All this is simply to point out that for her new exhibition, Cusp - her third at Toronto's Peak Gallery - Carter has more or less left testicularity behind. Two of the three works in the exhibition, wall-mounted fabric works titled By Turn and River of Ocean, still feature arrays of fabric-covered golf balls that fall through the works like teardrops - and they are the least effective things in the show. But the environmentally-scaled Drawn Through Black, that occupies most of the gallery, seems to me a huge step forward for Carter.

The matte-black, slightly rough and fuzzy polyester objects that make up this engaging work have now come decisively down from the wall and are variously disposed in space: One of the two vaguely bottle-like entities lies against the wall - like a figure stretched out on a bench or lying in bed. It is connected, more or less umbilically, to a little black half-round thing supported on a clear plastic stand. (You feel it is potentially a full unit of the work that is still in the state of becoming - or perhaps receding.) This, in turn, is further connected to one of the piece's two floor-hugging polyester pools or stains.

One ought not to be too programmatic about this, I suppose, but however limiting such a reading is, the black floor bits do look inescapably like ink spills or paint spills.

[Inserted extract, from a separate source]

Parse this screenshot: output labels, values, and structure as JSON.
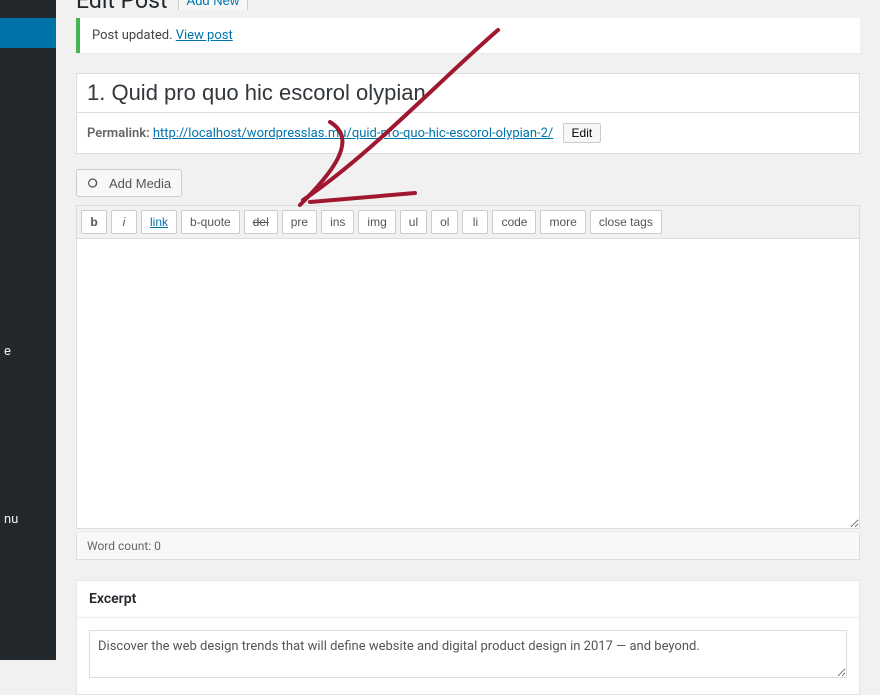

There is a second horizontal, vessel-like piece on the floor as well, and it, too, is connected to a spreading stain or pool. Is it leaking vital fluids? Or is it, instead, being nourished into existence?

Cusp is a cunning move for Carter. It allows her to go on tailoring her fabric coverings for the pieces, but it avoids the distancing doubleness of object and covering: Here, the black shapes and their polyester coverings come together as one thing. Yet the new vessels and blobs still give her what she calls "a sculptural presence without the loss of the textile language." As Carter pointed out to me in a recent chat on the phone, textiles "can offer a pattern that is different from pictorial space" (think of the roses on your sofa). Yes, but that difference can diminish as well as divert. With Drawn Through Black, the deep, cat-fur blackness integrates the numerous elements of the sprawling piece, setting up odd, engaging conflicts between - as Carter herself puts it - "what is read and what is experienced."